Arden’s married son, Jason, came to visit and wanted to have some fun. “Dad, why don’t we spin up some dirt and mud with my new Jeep? I hear the lake is really low this year. We could buzz along the shore.”
“I don’t know,” Arden replied. “I’m getting a bit old for something like that. And what if we get stuck? I’m not much good at pushing, digging, or walking for help.”
Jason laughed. “Don’t worry. We won’t get stuck. I’ve got one of the newest, coolest Jeeps around. It has exceptional tires, a tow cable, and, of course, four-wheel-drive.”

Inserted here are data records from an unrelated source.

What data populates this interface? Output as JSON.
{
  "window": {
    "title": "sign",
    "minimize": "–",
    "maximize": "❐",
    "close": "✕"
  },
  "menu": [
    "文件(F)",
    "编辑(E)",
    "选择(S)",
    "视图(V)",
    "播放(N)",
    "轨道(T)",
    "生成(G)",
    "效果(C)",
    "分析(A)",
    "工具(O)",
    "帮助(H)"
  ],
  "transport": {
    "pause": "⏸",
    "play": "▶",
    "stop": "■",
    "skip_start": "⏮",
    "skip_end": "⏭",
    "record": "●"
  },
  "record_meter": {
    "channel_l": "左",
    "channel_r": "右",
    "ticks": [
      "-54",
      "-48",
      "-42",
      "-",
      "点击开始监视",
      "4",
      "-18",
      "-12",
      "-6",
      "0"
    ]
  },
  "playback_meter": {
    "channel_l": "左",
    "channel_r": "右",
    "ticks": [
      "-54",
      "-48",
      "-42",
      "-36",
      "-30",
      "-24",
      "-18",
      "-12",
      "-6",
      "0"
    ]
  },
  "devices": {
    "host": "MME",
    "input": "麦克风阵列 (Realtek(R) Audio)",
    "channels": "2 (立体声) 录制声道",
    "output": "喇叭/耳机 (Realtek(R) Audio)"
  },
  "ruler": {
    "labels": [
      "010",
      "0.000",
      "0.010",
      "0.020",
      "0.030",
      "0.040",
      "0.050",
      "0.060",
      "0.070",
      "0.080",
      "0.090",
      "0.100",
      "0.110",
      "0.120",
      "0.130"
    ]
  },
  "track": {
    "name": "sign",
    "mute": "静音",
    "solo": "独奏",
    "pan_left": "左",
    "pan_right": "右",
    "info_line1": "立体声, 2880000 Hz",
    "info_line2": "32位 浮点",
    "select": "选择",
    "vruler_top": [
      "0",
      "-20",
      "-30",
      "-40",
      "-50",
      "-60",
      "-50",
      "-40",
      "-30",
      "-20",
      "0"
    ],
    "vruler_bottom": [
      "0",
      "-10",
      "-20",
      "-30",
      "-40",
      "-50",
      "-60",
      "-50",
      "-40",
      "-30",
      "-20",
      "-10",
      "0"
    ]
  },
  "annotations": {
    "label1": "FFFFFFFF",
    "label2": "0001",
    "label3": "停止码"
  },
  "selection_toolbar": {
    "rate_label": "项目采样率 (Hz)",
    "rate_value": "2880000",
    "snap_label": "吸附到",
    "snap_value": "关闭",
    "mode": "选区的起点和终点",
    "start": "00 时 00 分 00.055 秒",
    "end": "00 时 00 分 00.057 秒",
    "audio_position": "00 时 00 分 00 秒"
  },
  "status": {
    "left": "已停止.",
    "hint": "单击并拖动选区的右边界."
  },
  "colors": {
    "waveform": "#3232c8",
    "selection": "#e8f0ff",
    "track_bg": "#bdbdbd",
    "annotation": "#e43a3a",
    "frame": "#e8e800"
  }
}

Arden paused briefly. He was getting to that age where every part of him ached if he overexerted himself even a little. But his son’s confidence finally won him over.
It wasn’t long before they reached the lake. They followed the road to the boat ramp that ended well above the waterline. The nearby dock sat high and dry on the sand. It had been a low snow-pack year, and the usual spring rains had been less than average.
At the bottom of the boat ramp, Jason turned the Jeep and headed down the beach. The smooth ride of the pavement gave way to the bumpy, twisted travel of the slanted lake side. Arden had to clench his teeth together to keep them from chattering. He had to hold on to keep from being thrown around inside the seat belt he was wearing.
Jason gunned the engine, and the back wheels spun mud higher than the jeep. If there were huge rocks, Jason would slow down and creep over them to keep his Jeep safe. But if the rocks were small to medium in size, he’d hit the accelerator, making the jeep fly over them.
Arden thought about how he was so much like Jason when he was young. But now, being older, he liked things calm and safe. He was sure just the twisting, jumping, and turning was going to make him so sore he wouldn’t sleep for a week.
At one point, when Jason spun out a huge mud geyser behind them, he turned to his father and grinned. “Some fun, huh?”
They reached a part of the lake that widened, and the water was hundreds of yards from the usual shoreline. Instead of turning and following the shoreline, Jason stayed close to the water and headed across the open sand toward a point where the shore was again near the water. That was when the problem started.
Instead of being solid like the bank, the sand out farther in the lake was apparently more saturated with water. As they started to sink, Jason seemed to know they were in trouble. He gunned the Jeep, and they moved fast toward the solid ground he was aiming for. But speed alone was not enough to overcome the soggy sand, and they gradually came to a stop with all four wheels spinning.
By this time, they were a long way from any help. But Jason was still confident. “We’ll just reel out the tow cable and connect it to a tree on the shore. We can use that to pull us in.”
The nearest tree was quite a distance away. Arden hadn’t ever seen a tow cable that long. But he dutifully got out and grabbed the cable. Jason hit the button, and the cable slowly came out. The mud attempted to swallow Alden’s feet, and the cable grew heavier the farther he went. Finally, father and son had to switch places. Arden’s arms and legs ached as he climbed in to push the button as Jason continued to pull the cable toward the tree. When they were only about twenty feet from the tree, the cable started to wind in around the other direction, and they had to stop.
They then started to dig and gather branches, rocks, and anything else they could stuff under the tires. They would only make a foot or two, then have to get some more material. It was just getting dark when they finally were close enough to the tree to wrap the cable around it.
As soon as it was secured, Jason started working the cable in as he slowly spun the wheels forward. Gradually, the cable pulled them to solid ground. It was almost midnight when the two sore, exhausted men made it home. Arden’s wife expressed her worry, and Arden told the story.
“Is the Jeep okay?” she asked.
Arden rolled his eyes. “You can’t hurt something that isn’t moving.”